As described above, there are currently no genetic data to support the contention that p73 and p63 are classical tumor suppressor genes. Furthermore, the fact that p73 is not targeted for inactivation by SV40 T, adenovirus E1B, and E6 argues that p53 and p73 are not wholly redundant. Indeed, that viral oncoproteins discriminate between p53 and p73, despite the high degree of similarity between these two proteins, raises the heretical possibility that p73 may augment, rather than inhibit, viral and cellular transformation. This latter hypothesis is intriguing in light of the data cited above that shows that p73 mRNA levels are generally increased, rather than decreased, in tumor cells relative to normal cells.

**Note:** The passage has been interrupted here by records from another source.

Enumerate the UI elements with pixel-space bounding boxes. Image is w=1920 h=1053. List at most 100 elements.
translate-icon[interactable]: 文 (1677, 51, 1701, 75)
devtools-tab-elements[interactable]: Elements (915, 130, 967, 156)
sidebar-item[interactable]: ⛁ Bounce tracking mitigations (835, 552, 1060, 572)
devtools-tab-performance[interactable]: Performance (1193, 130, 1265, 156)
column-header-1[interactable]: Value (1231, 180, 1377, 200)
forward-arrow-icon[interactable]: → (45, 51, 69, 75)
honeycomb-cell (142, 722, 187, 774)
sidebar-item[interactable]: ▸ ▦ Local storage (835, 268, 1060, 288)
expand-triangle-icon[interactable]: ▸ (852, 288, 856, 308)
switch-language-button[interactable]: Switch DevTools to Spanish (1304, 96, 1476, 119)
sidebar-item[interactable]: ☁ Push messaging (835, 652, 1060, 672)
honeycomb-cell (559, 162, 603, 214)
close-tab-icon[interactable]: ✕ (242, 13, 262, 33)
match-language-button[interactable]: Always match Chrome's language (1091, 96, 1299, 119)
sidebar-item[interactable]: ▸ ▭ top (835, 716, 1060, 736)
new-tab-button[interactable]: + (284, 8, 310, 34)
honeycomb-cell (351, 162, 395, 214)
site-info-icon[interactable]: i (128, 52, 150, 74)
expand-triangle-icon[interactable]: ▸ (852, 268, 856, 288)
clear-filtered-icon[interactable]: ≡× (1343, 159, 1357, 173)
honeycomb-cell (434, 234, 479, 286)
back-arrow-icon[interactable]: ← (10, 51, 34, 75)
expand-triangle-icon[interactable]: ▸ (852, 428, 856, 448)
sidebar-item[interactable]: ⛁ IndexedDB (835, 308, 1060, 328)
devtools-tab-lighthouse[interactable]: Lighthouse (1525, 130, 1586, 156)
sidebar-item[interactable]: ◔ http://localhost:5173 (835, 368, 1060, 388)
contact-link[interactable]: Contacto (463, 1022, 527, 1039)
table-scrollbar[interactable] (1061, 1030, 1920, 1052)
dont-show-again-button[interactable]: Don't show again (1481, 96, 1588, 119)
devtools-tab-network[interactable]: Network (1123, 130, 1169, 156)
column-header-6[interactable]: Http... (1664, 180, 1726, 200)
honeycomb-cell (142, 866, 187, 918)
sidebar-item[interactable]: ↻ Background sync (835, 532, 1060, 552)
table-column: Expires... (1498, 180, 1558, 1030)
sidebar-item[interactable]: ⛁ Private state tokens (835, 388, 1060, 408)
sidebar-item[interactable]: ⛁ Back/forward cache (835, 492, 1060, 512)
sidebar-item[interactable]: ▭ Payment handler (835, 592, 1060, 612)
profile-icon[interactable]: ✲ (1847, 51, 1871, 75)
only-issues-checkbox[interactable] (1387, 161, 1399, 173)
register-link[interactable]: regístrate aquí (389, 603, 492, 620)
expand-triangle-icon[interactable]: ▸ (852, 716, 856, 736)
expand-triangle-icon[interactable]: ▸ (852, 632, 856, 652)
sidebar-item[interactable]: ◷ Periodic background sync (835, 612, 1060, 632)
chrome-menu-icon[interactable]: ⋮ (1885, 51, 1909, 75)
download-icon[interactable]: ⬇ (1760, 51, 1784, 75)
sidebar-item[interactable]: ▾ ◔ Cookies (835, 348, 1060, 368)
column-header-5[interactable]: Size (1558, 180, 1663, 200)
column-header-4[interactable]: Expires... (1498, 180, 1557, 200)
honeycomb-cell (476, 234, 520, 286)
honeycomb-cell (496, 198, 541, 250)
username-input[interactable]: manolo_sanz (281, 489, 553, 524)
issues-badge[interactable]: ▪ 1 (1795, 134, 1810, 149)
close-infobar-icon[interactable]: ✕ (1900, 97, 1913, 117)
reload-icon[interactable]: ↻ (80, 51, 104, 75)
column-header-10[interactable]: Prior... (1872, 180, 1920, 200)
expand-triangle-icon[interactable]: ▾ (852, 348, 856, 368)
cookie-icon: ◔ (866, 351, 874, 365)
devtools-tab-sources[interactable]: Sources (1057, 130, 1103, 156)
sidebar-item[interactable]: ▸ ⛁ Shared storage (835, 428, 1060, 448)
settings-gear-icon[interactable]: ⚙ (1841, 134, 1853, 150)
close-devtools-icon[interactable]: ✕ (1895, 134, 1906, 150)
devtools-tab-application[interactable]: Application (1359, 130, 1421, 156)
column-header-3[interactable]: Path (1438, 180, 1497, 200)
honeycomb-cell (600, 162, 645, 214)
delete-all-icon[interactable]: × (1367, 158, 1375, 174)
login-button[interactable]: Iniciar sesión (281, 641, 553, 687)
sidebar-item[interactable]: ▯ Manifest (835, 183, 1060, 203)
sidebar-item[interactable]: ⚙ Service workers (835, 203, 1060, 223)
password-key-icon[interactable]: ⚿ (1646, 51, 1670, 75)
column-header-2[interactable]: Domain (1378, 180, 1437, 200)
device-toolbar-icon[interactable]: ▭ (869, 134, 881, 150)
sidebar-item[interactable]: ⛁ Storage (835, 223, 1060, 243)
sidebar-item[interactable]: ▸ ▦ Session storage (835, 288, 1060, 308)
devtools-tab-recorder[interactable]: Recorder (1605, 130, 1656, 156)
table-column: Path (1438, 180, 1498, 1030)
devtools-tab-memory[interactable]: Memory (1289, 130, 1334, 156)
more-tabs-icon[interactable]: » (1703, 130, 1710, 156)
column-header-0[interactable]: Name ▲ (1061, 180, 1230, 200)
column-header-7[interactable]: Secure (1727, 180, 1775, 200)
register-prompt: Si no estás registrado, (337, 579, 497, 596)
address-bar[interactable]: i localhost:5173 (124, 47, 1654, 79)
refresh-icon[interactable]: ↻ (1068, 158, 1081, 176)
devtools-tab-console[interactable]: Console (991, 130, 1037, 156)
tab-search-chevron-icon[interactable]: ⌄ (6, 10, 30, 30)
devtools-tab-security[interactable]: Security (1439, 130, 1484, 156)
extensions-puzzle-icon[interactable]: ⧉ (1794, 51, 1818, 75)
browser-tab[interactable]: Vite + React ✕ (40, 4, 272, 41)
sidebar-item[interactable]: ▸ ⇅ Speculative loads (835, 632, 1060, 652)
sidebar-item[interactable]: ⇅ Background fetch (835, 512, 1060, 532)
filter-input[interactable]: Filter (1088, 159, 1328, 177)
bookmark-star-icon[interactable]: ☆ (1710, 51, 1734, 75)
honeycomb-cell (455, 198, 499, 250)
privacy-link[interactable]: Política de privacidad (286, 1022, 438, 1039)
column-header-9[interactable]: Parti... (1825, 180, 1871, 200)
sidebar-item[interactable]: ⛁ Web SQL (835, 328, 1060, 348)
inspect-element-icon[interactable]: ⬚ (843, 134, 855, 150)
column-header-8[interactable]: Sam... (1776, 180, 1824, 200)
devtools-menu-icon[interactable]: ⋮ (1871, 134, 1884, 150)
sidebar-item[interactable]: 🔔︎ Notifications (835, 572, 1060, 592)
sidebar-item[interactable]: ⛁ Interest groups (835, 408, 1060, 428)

One reconciliation of these findings would be that certain critical afferent and efferent functions performed by p53 are not shared with p73 and p63. In this regard, preliminary data suggest that p73, unlike p53, is not induced by DNA damage, although these observations need to be replicated in different systems (Kaghad et al., 1997). Secondly, it is unknown whether p73 is induced by oncogenes via the p14ARF/HDM2 pathway. As described above, however, the functional consequences of HDM2 binding appear to differ between p53 and p73. In terms of `downstream' targets, preliminary data suggest that p53 and p73 preferentially activate subsets of `p53-responsive' promoters in transfection experiments (Di Como et al., 1999; Zhu et al., 1998). It will be important to complement these types of experiments with biochemical experiments which ask whether p53, p73, and p63 interact with the same DNA sequences in unbiased binding site selection assays.

Therapeutic opportunities

As described above, it is unclear whether p73 and p63 are tumor suppressor proteins under physiological conditions. Nonetheless, the overproduction studies done to date establish the proof of concept that activation of wild-type p73 (or p63) might lead to cell death in cancer cells. This hypothesis is intriguing given the fact that p73 and p63 are rarely mutated in cancer. In principle, this activation might be achieved in one of several ways. For example, it might be possible to activate p73 with a small molecule that blocked its interaction with HDM2 (provided HDM2 is a physiologically relevant inhibitor of p73). In theory, molecules already in development that block the interaction of HDM2 with p53 might also function in this setting. Secondly, it might be possible to design or discover drugs that block the interaction of mutant p53 with p73 (provided this finding is shown to be of general significance). Finally, a more detailed understanding of the upstream signals that impinge upon p73 and p63 might allow for the design of drugs which, for example, would activate the transcription of these genes or stabilize their protein products.